Tiger teamed up with a former Fazio associate to create his design firm. (That former associate also has his own firm with no mention of Tiger on their website.) The following are my assumptions.
The project was to sell about $1 Billion dollar's of real estate. With that as the goal you can rationalize almost anything - like a reported $10-20 million design fee - but it is all still a guess for the owners. One of Fazio's most famous and successful golf course designs is Shadow Creek in the desert outside Las Vegas. I believe the cost for construction was over $40 million dollars. I assume this was the model for Al Ruwaya - to create an oasis.
Pictured above is an image of the project from Golf Digest. I see a very densely vegetated area = a lot of water too keep everything alive. There are 5.5 holes constructed with grass. The hole corridors appear to be somewhat wide between holes - there looks like as much to irrigate outside the hole as the hole itself - which translates to at least twice as much maintained area for non-playing surfaces - you can irrigate a lot less around tees until you get to the fairway. That is very expensive and doesn't effect the playability of the hole.

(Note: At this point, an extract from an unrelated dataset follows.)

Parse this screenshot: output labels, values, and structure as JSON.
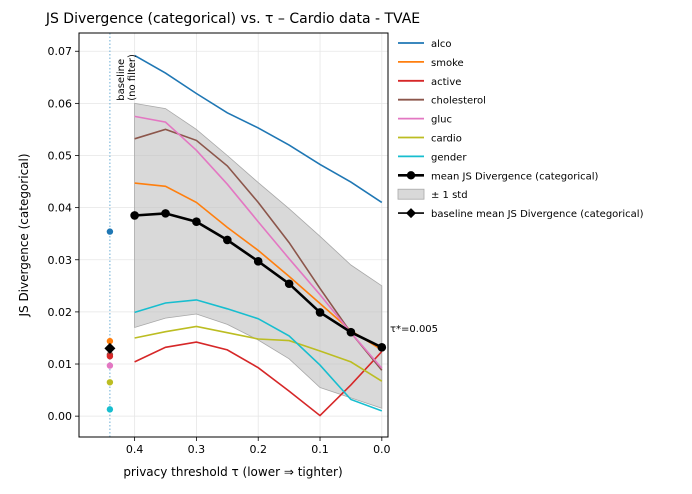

There appears to be some shaping in the fairways - not just surrounding the hole - they get a point for this work. And they get another point for keeping the holes together - not every hole is lined with houses. But they loose that point quickly with the distance between greens and tees - not that anyone will walk here, but there is no need to separate when a good angle will do just fine.
I am thankfully keeping busy with my own work - this post was written during a break - so I'll get to more in the next day or two.